Although it can be used as part of a drug discovery program, Exosome's Shahky was designed and developed as a medical device


Although it can be used as part of a drug discovery program, Shahky was designed and developed as a medical device. At the beginning of 2017, Exosome announced that the instrument had been placed within a major (unidentified) hospital in Boston, making it the world’s first point-of-care liquid biopsy instrument, the company said. System placement and consumables are expected to drive significant incremental revenues in 2017.


In addition to Shahky, Exosome has developed a nucleic acid isolation technology platform known as ExoLution. In November 2016, Exosome announced that a partnership with Takeda Pharmaceutical Co. Ltd. had produced data demonstrating the power of exosomal RNA for long RNA sequencing. The clinical RNA biomarker area is dominated by mRNA, but historically long RNA has been difficult to isolate and measure. The ExoLution technology is expected to enable new insights into patients’ genetic makeup.


Exosome also has an agreement with Amgen Inc. to evaluate the potential of its liquid biopsy technology platform to advance drug development.

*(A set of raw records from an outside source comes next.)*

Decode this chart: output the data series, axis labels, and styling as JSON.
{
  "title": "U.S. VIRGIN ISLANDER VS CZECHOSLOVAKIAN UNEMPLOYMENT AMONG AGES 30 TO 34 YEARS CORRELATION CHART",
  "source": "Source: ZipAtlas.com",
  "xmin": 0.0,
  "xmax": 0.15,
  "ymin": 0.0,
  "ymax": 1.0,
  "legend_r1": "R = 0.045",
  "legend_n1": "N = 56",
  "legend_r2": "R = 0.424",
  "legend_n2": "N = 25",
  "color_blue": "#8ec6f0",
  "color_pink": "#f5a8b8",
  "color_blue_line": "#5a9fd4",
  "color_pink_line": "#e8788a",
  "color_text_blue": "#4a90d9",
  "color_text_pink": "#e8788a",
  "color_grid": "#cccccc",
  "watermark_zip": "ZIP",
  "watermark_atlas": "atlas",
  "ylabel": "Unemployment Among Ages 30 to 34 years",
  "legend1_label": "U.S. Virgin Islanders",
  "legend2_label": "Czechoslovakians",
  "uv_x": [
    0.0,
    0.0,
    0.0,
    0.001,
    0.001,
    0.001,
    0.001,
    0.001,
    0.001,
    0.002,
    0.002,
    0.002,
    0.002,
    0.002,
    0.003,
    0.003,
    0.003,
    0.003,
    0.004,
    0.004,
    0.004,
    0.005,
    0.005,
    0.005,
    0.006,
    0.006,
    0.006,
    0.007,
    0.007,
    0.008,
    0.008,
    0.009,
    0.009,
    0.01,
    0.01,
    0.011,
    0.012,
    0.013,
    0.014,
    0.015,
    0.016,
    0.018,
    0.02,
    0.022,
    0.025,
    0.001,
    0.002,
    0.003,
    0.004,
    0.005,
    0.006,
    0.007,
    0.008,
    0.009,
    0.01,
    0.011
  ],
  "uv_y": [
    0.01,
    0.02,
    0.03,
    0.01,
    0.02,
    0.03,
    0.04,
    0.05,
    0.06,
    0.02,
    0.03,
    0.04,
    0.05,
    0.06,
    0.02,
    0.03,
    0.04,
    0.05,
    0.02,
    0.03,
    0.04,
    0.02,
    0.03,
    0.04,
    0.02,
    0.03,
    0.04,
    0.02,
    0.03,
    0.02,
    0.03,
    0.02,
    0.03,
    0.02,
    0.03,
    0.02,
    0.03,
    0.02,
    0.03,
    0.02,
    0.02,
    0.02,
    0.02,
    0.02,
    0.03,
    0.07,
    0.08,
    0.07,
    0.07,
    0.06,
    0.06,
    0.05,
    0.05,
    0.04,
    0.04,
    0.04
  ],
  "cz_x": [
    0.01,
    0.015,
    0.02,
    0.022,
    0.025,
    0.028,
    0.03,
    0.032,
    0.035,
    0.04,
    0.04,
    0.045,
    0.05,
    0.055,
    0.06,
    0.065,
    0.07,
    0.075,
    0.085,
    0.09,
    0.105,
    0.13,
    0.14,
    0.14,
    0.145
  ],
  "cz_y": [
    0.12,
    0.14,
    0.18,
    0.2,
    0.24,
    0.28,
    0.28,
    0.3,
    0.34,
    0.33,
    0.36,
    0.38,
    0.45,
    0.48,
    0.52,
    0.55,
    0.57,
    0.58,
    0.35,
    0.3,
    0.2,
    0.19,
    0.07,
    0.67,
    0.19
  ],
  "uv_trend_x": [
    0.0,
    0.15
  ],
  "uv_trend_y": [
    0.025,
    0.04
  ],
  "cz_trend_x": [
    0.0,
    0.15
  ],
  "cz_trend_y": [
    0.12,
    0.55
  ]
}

Considerable interest in EVs has also come from academic labs. For example, researchers at the Cancer Institute at Pennsylvania State University College of Medicine recently published a technique for capturing EVs from plasma using lipid nanoprobes and a biotin-avidin-based magnetic separation system. This allows the DNA in the EV to be subsequently analyzed. Meanwhile, researchers at Ulsan National Institute of Science and Technology in Korea have developed an integrated centrifugal microfluidic platform, known as Exodisc, for isolating EVs from urine.



The billion-dollar liquid biopsy market can broken down into three segments: treating patients who are already in remission, to scan for recurrence; tailoring therapy to individual patients via genetic tumor analysis; and to screen healthy populations as a way of early cancer detection. And this does not include the research-only sector.


Clearly, several issues remain to be addressed before liquid biopsy can realize its full potential, including:

  • validation of biomarkers and the technology used to measure them;

  • optimization of isolation and analytical systems;

  • obtaining regulatory approval;

  • education of clinicians about the benefits of liquid biopsy, including carrying out studies in association with key opinion leaders; and

  • establishing reimbursement status, including generating outcomes and cost-effectiveness data.


The main hurdle is data, says Vortex’s Walther: it will take time to generate the data to confirm the correlation between tissue biopsy and liquid biopsy. A large amount of work in this area is currently underway. Once those data are available, the second hurdle will be to convince physicians of the validity of liquid biopsy. Walther believes the younger generation of physicians are likely to be early adopters, whereas older physicians, more set in their ways, will likely cling to more traditional techniques such as tissue biopsy.


However, with liquid biopsy technology already at an advanced stage of development, progress over the coming months and years is likely to be even more rapid.